Single vs. Multi-query tests

Sangati has two modes of operation and they are controlled by the structure of the individual tests in the configuration file.

Single query tests

Single query tests compare the output of a query to the static value(s) specified in the configuration file. The output of the query must be a single row of data, however multiple columns are supported. The data must be of one of the following types -

  • string (VARCHAR)
  • int (INT32)
  • date (DATE)
  • timestamp (TIMESTAMP) (of the format 2006-02-01 15:04:05.000000)

The following operators are available to compare the output of the query to the value(s) specified in the configuration file.

lt      Less than
lte     Less than or equal to
gt      Greater than
gte     Greater than or equal to
eq      Equal to

Note that the operator applies to ALL the columns.

Example

    {
        "Name": "Compare output of one query against one value",
        "Types": ["int"],
        "Queries": [
                    {
                        "DbIndex": 1, 
                        "Query": "SELECT COUNT(1) FROM users"
                    }
                ],
        "Values": ["0"],
        "Operator": "gt"
    }

This test compares the output of the query (which is an integer) to the static value 0 and fails the test if the returned value is not greater than 0.

Multi-query tests

Multi-query tests compare the output of one SQL statement to the output of another. The queries can be executed against different databases. Multi-query tests allow support the comparison of multiple rows as as well multiple columns (matrix), however equality is the only supported logical operator in such tests.

Example

    {
        "Name": "Compare output of one query against output of another",
        "Types": ["date", "int"],
        "Queries": [
                    {
                        "DbIndex": 1,
                        "Query": "SELECT create_date, COUNT(1) FROM companies GROUP BY 1 ORDER BY 1"
                    },
                    {
                        "DbIndex": 2,
                        "Query": "SELECT create_date, COUNT(1) FROM companies GROUP BY 1 ORDER BY 1"
                    }
                ],
        "Values": []
    } 

This compares the output of the first query to the output of the second query (which runs on a different database, see DbIndex) and fails the test is the outputs are not equal. Equality is the only supported predicate in multi-query tests.

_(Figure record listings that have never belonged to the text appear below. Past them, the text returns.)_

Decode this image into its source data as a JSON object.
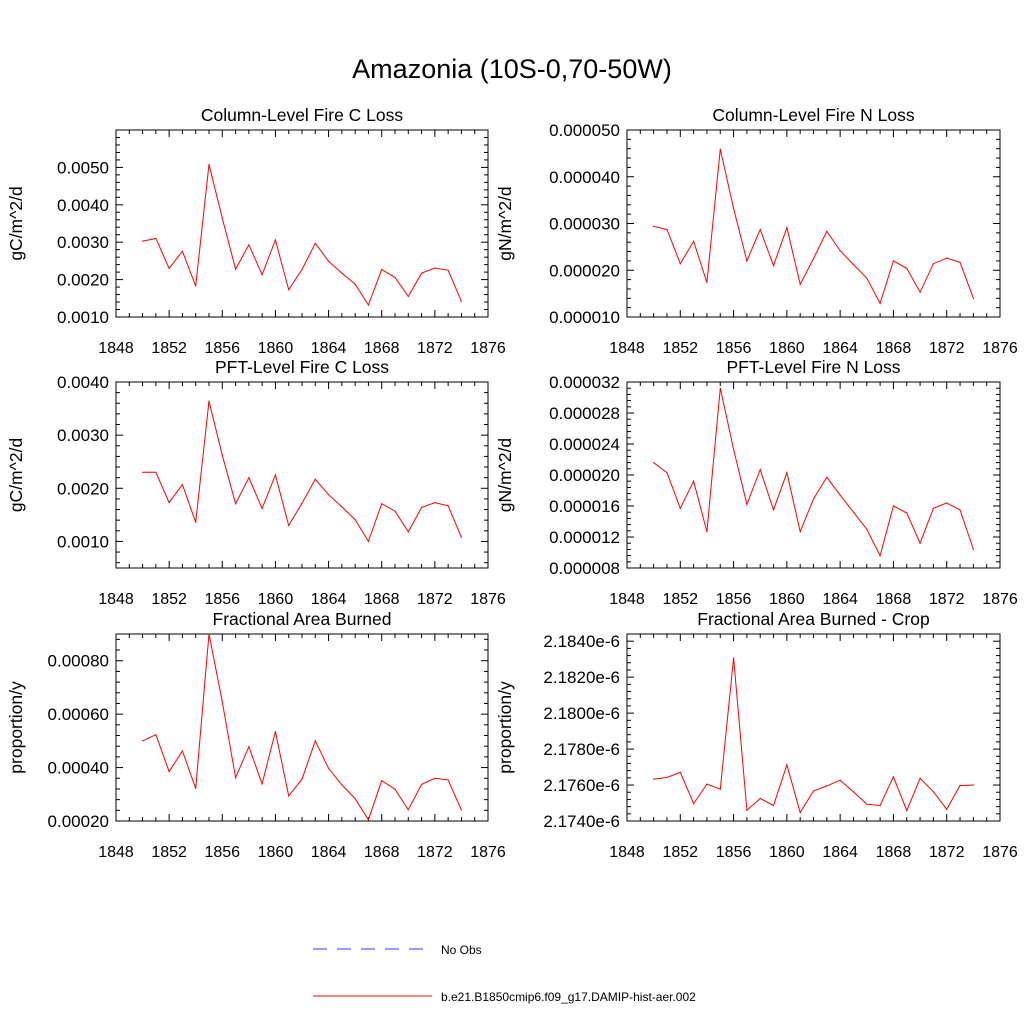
{
  "figure": {
    "title": "Amazonia (10S-0,70-50W)"
  },
  "legend": {
    "items": [
      {
        "label": "No Obs",
        "color": "#3333ff",
        "style": "dashed"
      },
      {
        "label": "b.e21.B1850cmip6.f09_g17.DAMIP-hist-aer.002",
        "color": "#ff0000",
        "style": "solid"
      }
    ]
  },
  "chart_data": [
    {
      "type": "line",
      "title": "Column-Level Fire C Loss",
      "xlabel": "",
      "ylabel": "gC/m^2/d",
      "xlim": [
        1848,
        1876
      ],
      "ylim": [
        0.001,
        0.006
      ],
      "xticks": [
        1848,
        1852,
        1856,
        1860,
        1864,
        1868,
        1872,
        1876
      ],
      "yticks": [
        0.001,
        0.002,
        0.003,
        0.004,
        0.005
      ],
      "ytick_labels": [
        "0.0010",
        "0.0020",
        "0.0030",
        "0.0040",
        "0.0050"
      ],
      "x": [
        1850,
        1851,
        1852,
        1853,
        1854,
        1855,
        1856,
        1857,
        1858,
        1859,
        1860,
        1861,
        1862,
        1863,
        1864,
        1865,
        1866,
        1867,
        1868,
        1869,
        1870,
        1871,
        1872,
        1873,
        1874
      ],
      "series": [
        {
          "values": [
            0.00303,
            0.0031,
            0.0023,
            0.00276,
            0.00183,
            0.00508,
            0.00364,
            0.00228,
            0.00293,
            0.00213,
            0.00306,
            0.00173,
            0.00227,
            0.00297,
            0.00249,
            0.00217,
            0.00188,
            0.00132,
            0.00227,
            0.00206,
            0.00155,
            0.00217,
            0.00231,
            0.00225,
            0.00142
          ],
          "color": "#ff0000"
        }
      ]
    },
    {
      "type": "line",
      "title": "Column-Level Fire N Loss",
      "xlabel": "",
      "ylabel": "gN/m^2/d",
      "xlim": [
        1848,
        1876
      ],
      "ylim": [
        1e-05,
        5e-05
      ],
      "xticks": [
        1848,
        1852,
        1856,
        1860,
        1864,
        1868,
        1872,
        1876
      ],
      "yticks": [
        1e-05,
        2e-05,
        3e-05,
        4e-05,
        5e-05
      ],
      "ytick_labels": [
        "0.000010",
        "0.000020",
        "0.000030",
        "0.000040",
        "0.000050"
      ],
      "x": [
        1850,
        1851,
        1852,
        1853,
        1854,
        1855,
        1856,
        1857,
        1858,
        1859,
        1860,
        1861,
        1862,
        1863,
        1864,
        1865,
        1866,
        1867,
        1868,
        1869,
        1870,
        1871,
        1872,
        1873,
        1874
      ],
      "series": [
        {
          "values": [
            2.94e-05,
            2.87e-05,
            2.14e-05,
            2.62e-05,
            1.74e-05,
            4.59e-05,
            3.32e-05,
            2.2e-05,
            2.87e-05,
            2.1e-05,
            2.91e-05,
            1.7e-05,
            2.25e-05,
            2.83e-05,
            2.42e-05,
            2.12e-05,
            1.83e-05,
            1.29e-05,
            2.2e-05,
            2.04e-05,
            1.53e-05,
            2.14e-05,
            2.26e-05,
            2.17e-05,
            1.4e-05
          ],
          "color": "#ff0000"
        }
      ]
    },
    {
      "type": "line",
      "title": "PFT-Level Fire C Loss",
      "xlabel": "",
      "ylabel": "gC/m^2/d",
      "xlim": [
        1848,
        1876
      ],
      "ylim": [
        0.0005,
        0.004
      ],
      "xticks": [
        1848,
        1852,
        1856,
        1860,
        1864,
        1868,
        1872,
        1876
      ],
      "yticks": [
        0.001,
        0.002,
        0.003,
        0.004
      ],
      "ytick_labels": [
        "0.0010",
        "0.0020",
        "0.0030",
        "0.0040"
      ],
      "x": [
        1850,
        1851,
        1852,
        1853,
        1854,
        1855,
        1856,
        1857,
        1858,
        1859,
        1860,
        1861,
        1862,
        1863,
        1864,
        1865,
        1866,
        1867,
        1868,
        1869,
        1870,
        1871,
        1872,
        1873,
        1874
      ],
      "series": [
        {
          "values": [
            0.0023,
            0.0023,
            0.00173,
            0.00207,
            0.00136,
            0.00364,
            0.00262,
            0.00171,
            0.0022,
            0.00162,
            0.00225,
            0.0013,
            0.00172,
            0.00217,
            0.00188,
            0.00165,
            0.00141,
            0.001,
            0.00171,
            0.00157,
            0.00118,
            0.00164,
            0.00173,
            0.00167,
            0.00108
          ],
          "color": "#ff0000"
        }
      ]
    },
    {
      "type": "line",
      "title": "PFT-Level Fire N Loss",
      "xlabel": "",
      "ylabel": "gN/m^2/d",
      "xlim": [
        1848,
        1876
      ],
      "ylim": [
        8e-06,
        3.2e-05
      ],
      "xticks": [
        1848,
        1852,
        1856,
        1860,
        1864,
        1868,
        1872,
        1876
      ],
      "yticks": [
        8e-06,
        1.2e-05,
        1.6e-05,
        2e-05,
        2.4e-05,
        2.8e-05,
        3.2e-05
      ],
      "ytick_labels": [
        "0.000008",
        "0.000012",
        "0.000016",
        "0.000020",
        "0.000024",
        "0.000028",
        "0.000032"
      ],
      "x": [
        1850,
        1851,
        1852,
        1853,
        1854,
        1855,
        1856,
        1857,
        1858,
        1859,
        1860,
        1861,
        1862,
        1863,
        1864,
        1865,
        1866,
        1867,
        1868,
        1869,
        1870,
        1871,
        1872,
        1873,
        1874
      ],
      "series": [
        {
          "values": [
            2.16e-05,
            2.03e-05,
            1.57e-05,
            1.92e-05,
            1.27e-05,
            3.12e-05,
            2.33e-05,
            1.62e-05,
            2.07e-05,
            1.55e-05,
            2.03e-05,
            1.27e-05,
            1.69e-05,
            1.97e-05,
            1.74e-05,
            1.52e-05,
            1.3e-05,
            9.6e-06,
            1.6e-05,
            1.51e-05,
            1.12e-05,
            1.57e-05,
            1.64e-05,
            1.55e-05,
            1.04e-05
          ],
          "color": "#ff0000"
        }
      ]
    },
    {
      "type": "line",
      "title": "Fractional Area Burned",
      "xlabel": "",
      "ylabel": "proportion/y",
      "xlim": [
        1848,
        1876
      ],
      "ylim": [
        0.0002,
        0.0009
      ],
      "xticks": [
        1848,
        1852,
        1856,
        1860,
        1864,
        1868,
        1872,
        1876
      ],
      "yticks": [
        0.0002,
        0.0004,
        0.0006,
        0.0008
      ],
      "ytick_labels": [
        "0.00020",
        "0.00040",
        "0.00060",
        "0.00080"
      ],
      "x": [
        1850,
        1851,
        1852,
        1853,
        1854,
        1855,
        1856,
        1857,
        1858,
        1859,
        1860,
        1861,
        1862,
        1863,
        1864,
        1865,
        1866,
        1867,
        1868,
        1869,
        1870,
        1871,
        1872,
        1873,
        1874
      ],
      "series": [
        {
          "values": [
            0.0005,
            0.000523,
            0.000385,
            0.000462,
            0.000322,
            0.0009,
            0.000646,
            0.000362,
            0.000478,
            0.000339,
            0.000535,
            0.000294,
            0.000357,
            0.0005,
            0.000397,
            0.000335,
            0.000284,
            0.000205,
            0.000351,
            0.000319,
            0.000242,
            0.000337,
            0.00036,
            0.000354,
            0.000241
          ],
          "color": "#ff0000"
        }
      ]
    },
    {
      "type": "line",
      "title": "Fractional Area Burned - Crop",
      "xlabel": "",
      "ylabel": "proportion/y",
      "xlim": [
        1848,
        1876
      ],
      "ylim": [
        2.174e-06,
        2.1844e-06
      ],
      "xticks": [
        1848,
        1852,
        1856,
        1860,
        1864,
        1868,
        1872,
        1876
      ],
      "yticks": [
        2.174e-06,
        2.176e-06,
        2.178e-06,
        2.18e-06,
        2.182e-06,
        2.184e-06
      ],
      "ytick_labels": [
        "2.1740e-6",
        "2.1760e-6",
        "2.1780e-6",
        "2.1800e-6",
        "2.1820e-6",
        "2.1840e-6"
      ],
      "x": [
        1850,
        1851,
        1852,
        1853,
        1854,
        1855,
        1856,
        1857,
        1858,
        1859,
        1860,
        1861,
        1862,
        1863,
        1864,
        1865,
        1866,
        1867,
        1868,
        1869,
        1870,
        1871,
        1872,
        1873,
        1874
      ],
      "series": [
        {
          "values": [
            2.17633e-06,
            2.17642e-06,
            2.17671e-06,
            2.17497e-06,
            2.17605e-06,
            2.17577e-06,
            2.18307e-06,
            2.1746e-06,
            2.17525e-06,
            2.17486e-06,
            2.17712e-06,
            2.17447e-06,
            2.17567e-06,
            2.17595e-06,
            2.17627e-06,
            2.17562e-06,
            2.17493e-06,
            2.17486e-06,
            2.17646e-06,
            2.17458e-06,
            2.17637e-06,
            2.17563e-06,
            2.17465e-06,
            2.17597e-06,
            2.176e-06
          ],
          "color": "#ff0000"
        }
      ]
    }
  ]
}
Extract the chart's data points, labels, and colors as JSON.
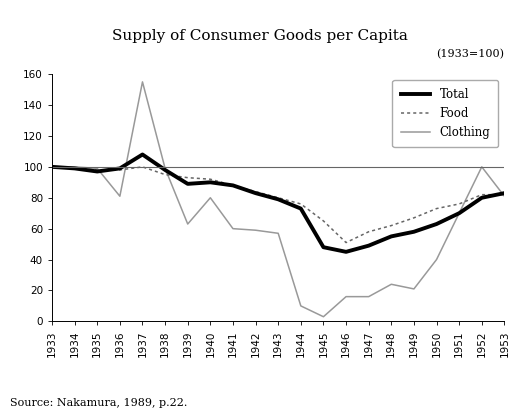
{
  "title": "Supply of Consumer Goods per Capita",
  "subtitle": "(1933=100)",
  "source": "Source: Nakamura, 1989, p.22.",
  "years": [
    1933,
    1934,
    1935,
    1936,
    1937,
    1938,
    1939,
    1940,
    1941,
    1942,
    1943,
    1944,
    1945,
    1946,
    1947,
    1948,
    1949,
    1950,
    1951,
    1952,
    1953
  ],
  "total": [
    100,
    99,
    97,
    99,
    108,
    98,
    89,
    90,
    88,
    83,
    79,
    73,
    48,
    45,
    49,
    55,
    58,
    63,
    70,
    80,
    83
  ],
  "food": [
    100,
    99,
    98,
    98,
    100,
    95,
    93,
    92,
    88,
    84,
    80,
    76,
    65,
    51,
    58,
    62,
    67,
    73,
    76,
    82,
    82
  ],
  "clothing": [
    100,
    100,
    99,
    81,
    155,
    99,
    63,
    80,
    60,
    59,
    57,
    10,
    3,
    16,
    16,
    24,
    21,
    40,
    70,
    100,
    81
  ],
  "hline_y": 100,
  "ylim": [
    0,
    160
  ],
  "yticks": [
    0,
    20,
    40,
    60,
    80,
    100,
    120,
    140,
    160
  ],
  "bg_color": "#ffffff",
  "total_color": "#000000",
  "food_color": "#666666",
  "clothing_color": "#999999",
  "total_linewidth": 2.8,
  "food_linewidth": 1.1,
  "clothing_linewidth": 1.1,
  "hline_color": "#666666",
  "hline_linewidth": 0.8,
  "title_fontsize": 11,
  "subtitle_fontsize": 8,
  "tick_fontsize": 7.5,
  "legend_fontsize": 8.5,
  "source_fontsize": 8
}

Frequently Asked Questions

  • How do I specify the databases where the queries must be executed?
    {
        "Host": "myhost.somedomain.com",
        "Port": 5432,
        "DbName": "main",
        "Index": 1
    }

The username and password must be specified as environment variables DBUSER1 and DBPASS1 respectively. If the environment variables are not set, Sangati assumes that the username and password are empty.

When specifying multiple databases, the name of the environment variables to be set is the concatenation of DBUSER and DBPASS with the value of the Index field. For example, for a database with Index set to 2, the environment variables DBUSER2 and DBPASS2 must be specified for Sangati to successfully connect to it.

  • What types of data can be compared?

Currently, Sangati supports three data types --

string (VARCHAR)
int (INT32)
date (DATE)
timestamp (TIMESTAMP) (of the format 2006-02-01 15:04:05.000000)
  • What databases do you currently support?

    Only PostgreSQL is currently supported. Support for other databases is coming soon.